A joint research team consisting of members from the Korea Biotechnology Research Association and Augusta University in the U.S. revealed through an animal model using zebrafish on October 27 that DYRK1A, the Down’s syndrome-causing gene, could also work to produce autism.
Autism, which is also referred to as Autistic Spectrum Disorder (ASD), is an intellectual disability associated with having difficulties with social communication.
According to the result of a complete enumeration epidemiological survey in 2011, the autism prevalence rate among South Korean children between the ages of 7 to 12 was 2.64 percent, more than double the figure for children in the same age group (1 percent) in the US.

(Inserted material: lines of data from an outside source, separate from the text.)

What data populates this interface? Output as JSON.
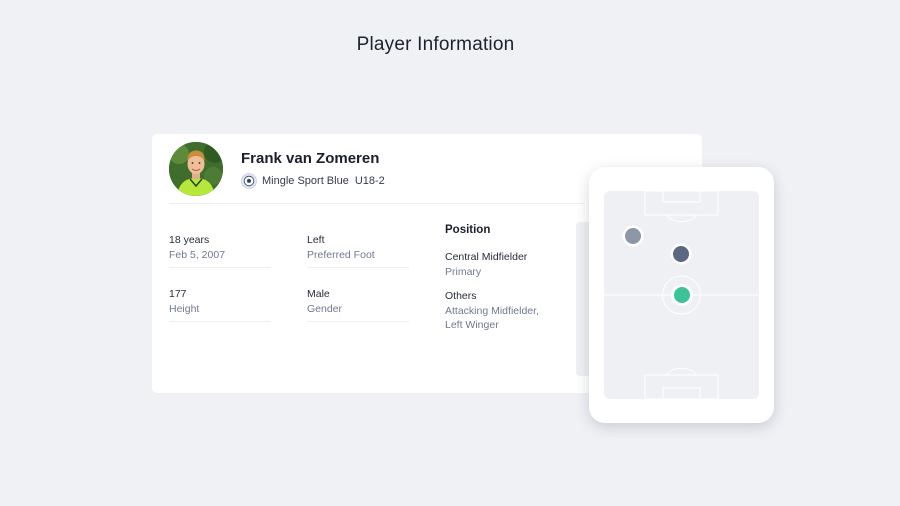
{
  "page": {
    "title": "Player Information"
  },
  "player": {
    "name": "Frank van Zomeren",
    "team": "Mingle Sport Blue",
    "squad": "U18-2",
    "avatar_icon": "player-photo",
    "team_logo_icon": "soccer-ball-crest-icon"
  },
  "stats": [
    {
      "value": "18 years",
      "label": "Feb 5, 2007"
    },
    {
      "value": "Left",
      "label": "Preferred Foot"
    },
    {
      "value": "177",
      "label": "Height"
    },
    {
      "value": "Male",
      "label": "Gender"
    }
  ],
  "position": {
    "heading": "Position",
    "primary_value": "Central Midfielder",
    "primary_label": "Primary",
    "others_title": "Others",
    "others_line1": "Attacking Midfielder,",
    "others_line2": "Left Winger"
  },
  "pitch": {
    "markers": [
      {
        "role": "Left Winger",
        "color": "#8d97a8",
        "type": "secondary"
      },
      {
        "role": "Attacking Midfielder",
        "color": "#5b6882",
        "type": "secondary"
      },
      {
        "role": "Central Midfielder",
        "color": "#3cc39a",
        "type": "primary"
      }
    ]
  },
  "colors": {
    "background": "#eff1f5",
    "primary_marker": "#3cc39a",
    "label_text": "#6f7a92"
  }
}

Though the reasons why the disease occurs is yet unclear, it is generally understood that autism is attributed to a combination of genetic and environmental factors working together.
In order to uncover the genetics leading to autism, the research team first made a zebrafish knockout mutant without the DYRK1A genetic function by using CRISPR, the genetic editing technology which enables cutting and attaching DNA.
As zebrafish have genetic structures very similar to humans, they are often used as animal models.
The research team developed the new validation method to measure sociality, which is the core aspect of ASD, on the grounds that zebrafish show strong intimacy to each other and swim in schools.
As a research outcome, zebrafish devoid of the DYRK1A genetic function were indifferent to other individuals and displayed a lack of sociality, which is a typical characteristic of ASD.
“We were able to verify the correlation between autism and DYRK1A, the high-risk gene most frequently found in ASD patients through an animal model for the first time in the world.” said chief researchers Kim Cheol-hee and Dr. Lee Jeong-soo. “The findings will contribute to the development of ASD medicines controlling the vitality of DYRK1A.”